Hennell returned to England for surgery before starting an assignment with the Air Ministry in the Far East. He arrived in Burma in June 1945 and was based with an RAF unit near Rangoon as the Japanese retreated. Hennell completed a painting of an Allied victory parade in the city featuring Lord Mountbatten and also painted Indian units building an airstrip in the jungle. From Rangoon, Hennell travelled by train to Calcutta, then sailed to Colombo. From there, he sailed aboard to Penang and witnessed the retaking of the town and, later, the surrender of Singapore. After Singapore, Hennell went to Indonesia and was at Surabaya in Java when he was captured by Indonesian nationalist fighters in November 1945 and was presumed to have been killed shortly thereafter. As a naval officer who has no known grave, he is commemorated on the Chatham Naval Memorial in Kent.

==Legacy==
Hennell's art works centred on the countryside, and in particular hedging, threshing, baling and the clearing of orchards. Hennell was a member of The Royal Watercolour Society and exhibited in the New English Art Club.

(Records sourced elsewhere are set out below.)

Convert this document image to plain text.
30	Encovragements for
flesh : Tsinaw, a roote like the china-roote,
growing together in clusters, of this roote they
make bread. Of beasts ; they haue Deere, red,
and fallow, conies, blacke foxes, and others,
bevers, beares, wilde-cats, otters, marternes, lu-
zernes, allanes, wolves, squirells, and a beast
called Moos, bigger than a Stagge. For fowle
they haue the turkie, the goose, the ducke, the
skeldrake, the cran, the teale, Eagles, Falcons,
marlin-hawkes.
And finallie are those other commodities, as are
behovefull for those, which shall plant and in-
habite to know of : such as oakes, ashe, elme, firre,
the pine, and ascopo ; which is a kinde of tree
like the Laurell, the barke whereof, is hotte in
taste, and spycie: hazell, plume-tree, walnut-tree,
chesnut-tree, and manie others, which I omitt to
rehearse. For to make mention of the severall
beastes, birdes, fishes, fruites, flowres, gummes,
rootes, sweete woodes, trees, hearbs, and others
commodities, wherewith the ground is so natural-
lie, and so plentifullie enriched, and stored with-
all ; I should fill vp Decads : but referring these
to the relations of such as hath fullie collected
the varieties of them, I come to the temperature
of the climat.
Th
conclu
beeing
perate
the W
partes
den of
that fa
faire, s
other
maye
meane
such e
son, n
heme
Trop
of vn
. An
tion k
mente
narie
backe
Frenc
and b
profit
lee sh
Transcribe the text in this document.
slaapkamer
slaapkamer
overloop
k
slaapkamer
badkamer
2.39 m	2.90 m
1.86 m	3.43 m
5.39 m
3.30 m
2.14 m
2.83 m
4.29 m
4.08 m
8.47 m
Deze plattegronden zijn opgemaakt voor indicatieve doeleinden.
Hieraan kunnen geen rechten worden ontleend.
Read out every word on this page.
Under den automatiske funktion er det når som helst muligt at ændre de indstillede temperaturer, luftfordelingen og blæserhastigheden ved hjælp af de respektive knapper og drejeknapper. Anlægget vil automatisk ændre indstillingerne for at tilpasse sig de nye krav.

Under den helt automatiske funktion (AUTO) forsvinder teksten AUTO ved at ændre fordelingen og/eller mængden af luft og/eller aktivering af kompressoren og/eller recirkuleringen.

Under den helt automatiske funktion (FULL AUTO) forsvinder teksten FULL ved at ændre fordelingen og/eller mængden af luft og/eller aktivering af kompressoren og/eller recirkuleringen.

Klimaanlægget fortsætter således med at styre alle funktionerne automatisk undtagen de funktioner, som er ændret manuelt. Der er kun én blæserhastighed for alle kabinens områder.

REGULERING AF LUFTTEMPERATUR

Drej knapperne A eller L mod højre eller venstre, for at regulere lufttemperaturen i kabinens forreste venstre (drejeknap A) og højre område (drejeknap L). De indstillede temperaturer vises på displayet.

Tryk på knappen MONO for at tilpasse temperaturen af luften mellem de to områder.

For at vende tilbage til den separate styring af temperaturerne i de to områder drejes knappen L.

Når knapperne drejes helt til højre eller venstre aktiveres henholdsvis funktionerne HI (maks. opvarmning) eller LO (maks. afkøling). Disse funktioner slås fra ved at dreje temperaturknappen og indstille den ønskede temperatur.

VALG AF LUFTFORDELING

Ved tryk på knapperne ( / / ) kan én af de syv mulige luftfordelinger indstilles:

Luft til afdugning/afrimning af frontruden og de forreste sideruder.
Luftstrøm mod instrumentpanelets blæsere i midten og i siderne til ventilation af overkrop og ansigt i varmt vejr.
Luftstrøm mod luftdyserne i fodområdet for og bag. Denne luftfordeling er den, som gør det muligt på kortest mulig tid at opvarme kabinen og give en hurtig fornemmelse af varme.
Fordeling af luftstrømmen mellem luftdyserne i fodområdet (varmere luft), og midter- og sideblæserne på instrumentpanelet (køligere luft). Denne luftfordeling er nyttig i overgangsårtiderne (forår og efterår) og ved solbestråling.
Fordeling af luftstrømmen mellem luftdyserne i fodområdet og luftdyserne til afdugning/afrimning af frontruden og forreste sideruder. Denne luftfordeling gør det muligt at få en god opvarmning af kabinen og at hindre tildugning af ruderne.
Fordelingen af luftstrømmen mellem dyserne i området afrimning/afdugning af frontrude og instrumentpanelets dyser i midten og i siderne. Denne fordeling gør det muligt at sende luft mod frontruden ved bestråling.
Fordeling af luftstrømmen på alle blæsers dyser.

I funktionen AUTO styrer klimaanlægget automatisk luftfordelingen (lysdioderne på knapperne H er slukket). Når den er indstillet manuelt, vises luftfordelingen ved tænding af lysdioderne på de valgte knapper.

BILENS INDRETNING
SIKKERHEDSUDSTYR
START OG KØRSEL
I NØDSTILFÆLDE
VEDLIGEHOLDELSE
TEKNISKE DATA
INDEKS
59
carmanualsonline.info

A number of his works are held by the Imperial War Museum, the Tate and are also part of the Ministry of Defence art collection.

==Bibliography==
- 1934: Change in the Farm
- 1936: Poems - with wood-engravings by Eric Ravilious
- 1938: The Witnesses
- 1943: British Craftsmen
- 1947: The Countryman at Work
- 1947: Six Poems - privately printed at Tunbridge Wells School of Arts and Crafts

Hennell provided illustrations for
- 1939: A Countryman's Journey by H.J Massingham,
- 1939: Country Relics by H.J Massingham,
- 1940: Chiltern Country by H.J Massingham,
- 1943: English Farming by J.Russell,
- 1943: The Land is Yours by C.H Warren,
- 1944: Miles from Anywhere by C.H Warren,
- 1944: Farms and Fields by C.S & C.S. Orwin
- 1946: The Natural Order – Essays in the Return to Husbandry by H.J Massingham (with Philip Mairet, Lord Northbourne, the Earl of Portsmouth)
- 1946-49: Recording Britain, Volumes 1,3 & 4 by A.Palmer (Editor),
- 1948: The Windmills of Thomas Hennell by Alan Stoyel.